Però... poi uno dice, perché quasi sei orgogliosa di non essere accademica… Va beh. State a sentire. Comincio dal principio.

Il corso di filosofia sulle immagini che sto tenendo al Centro Phos, a Torino (in cui tento di spiegare le immagini con la filosofia e la filosofia con le immagini e mi diverto molto), sta diventando per me anche l’occasione di rimettere mano nuovamente ad alcuni testi studiati anni fa, anche solo per una citazione.
Premetto: grazie al cielo leggo le lingue straniere, ciò che mi consente, spesso e volentieri – ma soprattutto, sono sincera, in mancanza di traduzioni o edizioni italiane – di leggere i testi filosofici in lingua originale.
È stato il caso, anni fa, di La carte postale, di Jaques Derrida. 

Tuttavia, mi sono detta, se mi rivolgo nel mio corso a non addetti ai lavori, meglio che le citazioni siano sempre in italiano, giusto?

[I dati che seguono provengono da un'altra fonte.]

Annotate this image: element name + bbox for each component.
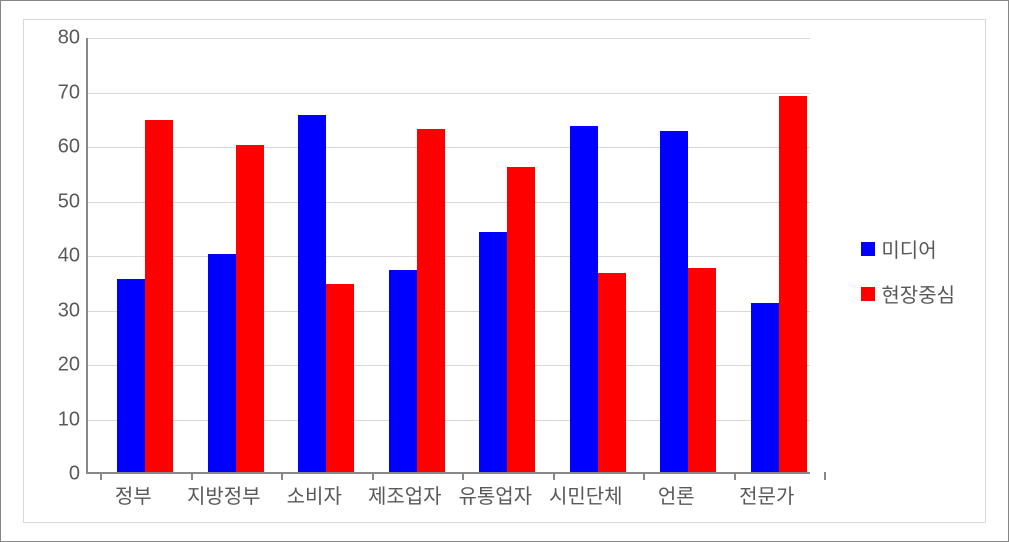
- bar-현장중심: [326, 284, 354, 472]
- bar-미디어: [570, 126, 598, 472]
- x-tick-mark: [281, 472, 283, 480]
- bar-현장중심: [417, 129, 445, 472]
- legend-label-series1: 미디어: [881, 234, 936, 263]
- y-tick-label: 0: [24, 463, 80, 486]
- x-tick-mark: [462, 472, 464, 480]
- x-tick-label: 유통업자: [450, 480, 541, 509]
- plot-area: [86, 38, 810, 474]
- x-tick-mark: [734, 472, 736, 480]
- x-tick-mark: [643, 472, 645, 480]
- x-tick-mark: [824, 472, 826, 480]
- legend-swatch-icon: [861, 242, 875, 256]
- y-tick-label: 70: [24, 81, 80, 104]
- bar-현장중심: [779, 96, 807, 472]
- x-tick-label: 정부: [88, 480, 179, 509]
- y-tick-label: 40: [24, 245, 80, 268]
- bar-미디어: [117, 279, 145, 472]
- x-tick-label: 소비자: [269, 480, 360, 509]
- bar-미디어: [298, 115, 326, 472]
- x-tick-mark: [553, 472, 555, 480]
- y-tick-label: 20: [24, 354, 80, 377]
- y-tick-label: 50: [24, 190, 80, 213]
- x-tick-label: 시민단체: [541, 480, 632, 509]
- bar-현장중심: [145, 120, 173, 472]
- y-tick-label: 10: [24, 408, 80, 431]
- bar-현장중심: [236, 145, 264, 472]
- x-tick-mark: [372, 472, 374, 480]
- bar-현장중심: [688, 268, 716, 472]
- x-tick-mark: [191, 472, 193, 480]
- y-tick-label: 80: [24, 27, 80, 50]
- x-tick-label: 지방정부: [179, 480, 270, 509]
- chart-inner-border: 0 10 20 30 40 50 60 70 80 정부지방정부소비자제조업자유통업자시민단체언…: [23, 19, 986, 523]
- legend-swatch-icon: [861, 287, 875, 301]
- x-tick-label: 언론: [631, 480, 722, 509]
- bar-미디어: [660, 131, 688, 472]
- legend-label-series2: 현장중심: [881, 279, 955, 308]
- legend: 미디어 현장중심: [861, 234, 955, 324]
- x-tick-label: 전문가: [722, 480, 813, 509]
- x-tick-mark: [100, 472, 102, 480]
- chart-container: 0 10 20 30 40 50 60 70 80 정부지방정부소비자제조업자유통업자시민단체언…: [0, 0, 1009, 542]
- y-tick-label: 60: [24, 136, 80, 159]
- bar-현장중심: [598, 273, 626, 472]
- legend-item-series2: 현장중심: [861, 279, 955, 308]
- bar-미디어: [208, 254, 236, 472]
- x-tick-label: 제조업자: [360, 480, 451, 509]
- bars-layer: [88, 38, 810, 472]
- bar-현장중심: [507, 167, 535, 472]
- bar-미디어: [389, 270, 417, 472]
- bar-미디어: [751, 303, 779, 472]
- y-tick-label: 30: [24, 299, 80, 322]
- legend-item-series1: 미디어: [861, 234, 955, 263]
- bar-미디어: [479, 232, 507, 472]
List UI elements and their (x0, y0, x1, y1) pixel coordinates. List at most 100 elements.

Ok, quindi eccomi a cercare le traduzioni ufficiali dei testi, da me prima ignorate.
La prima, quella di Derrida, ai tempi in cui io lessi il testo originale proprio non esisteva.
A questo punto è necessaria un’altra premessa: tenete conto che le traduzioni dei testi filosofici non sono solo traduzioni utili a leggere i testi nella propria lingua, come voi forse ingenuamente credete. Eh no. Le traduzioni di testi come questi sono… titoli! Ovvero, servono a fare punteggio per ottenere posti (e relativi stipendi!) all’Università.
Viene da chiedersi su che basi siano assegnate.
Ma proseguiamo.


Giusto qualche anticipazione, come dicono gli americani, “to make your day”:

 «plume (termine che ricorre spessissimo nel libro e che, come si sa, corrisponde all’italiano «penna») è reso senza eccezioni con «piuma»; arrêt de mort regolarmente con «arresto di morte»; souffler con «soffiare» anche quando significa «suggerire» e «respirare», adresse con «indirizzo» anche quando significa «abilità»; càpita che collectionneurs (di cartoline postali) sia reso con «collezionatori» (più avanti hanno scoperto che in italiano si dice «collezionisti», ma non sono tornati a correggersi).»

Ma poi, qui è super: «m’envoyer promener (cioè «mandarmi a girare»), viene tradotto con «inviarmi a passeggiare»; oppure quando si parla di un quadro appeso al muro «poco sopra il segretario» (che è ovviamente un secrétaire)».

Va beh. Io sto ancora ridendo per il quadro appeso sopra il segretario.
Poi mi ricordo che questi sono “titoli”, cioè crediti ufficiali, riconoscimenti, per i “filosofi” ufficiali di domani, o forse anche già di oggi.

Sono sempre più convinta che la filosofia, se c’è, è da un’altra parte.
Mica in senso poetico, per dire tipo che la filosofia diserta le cattedre e le baronìe. Ma no. Non è la filosofia o, più in generale, la cultura, ad essersene andata dai luoghi dove la trovavamo fino a qualche anno fa. È stata proprio cacciata fuori. Restano solo… i titoli.

Non fraintendetemi però, non sono polemica: io adoro l'umorismo involontario!

Anzi, lo confesso: non ho comprato la traduzione del testo di Derrida, non ho controllato di persona. Ma voi, dopo aver letto la recensione, la comprereste?

Fortuna che oggi il mondo gira, e i posti per scrivere e per parlare sono tanti.
Che dire? Mi viene in mente Mourinho, pensa te (Zero tituli! Anzi, qui, titoli che valgono zero). Ma guarda chi mi tocca citare.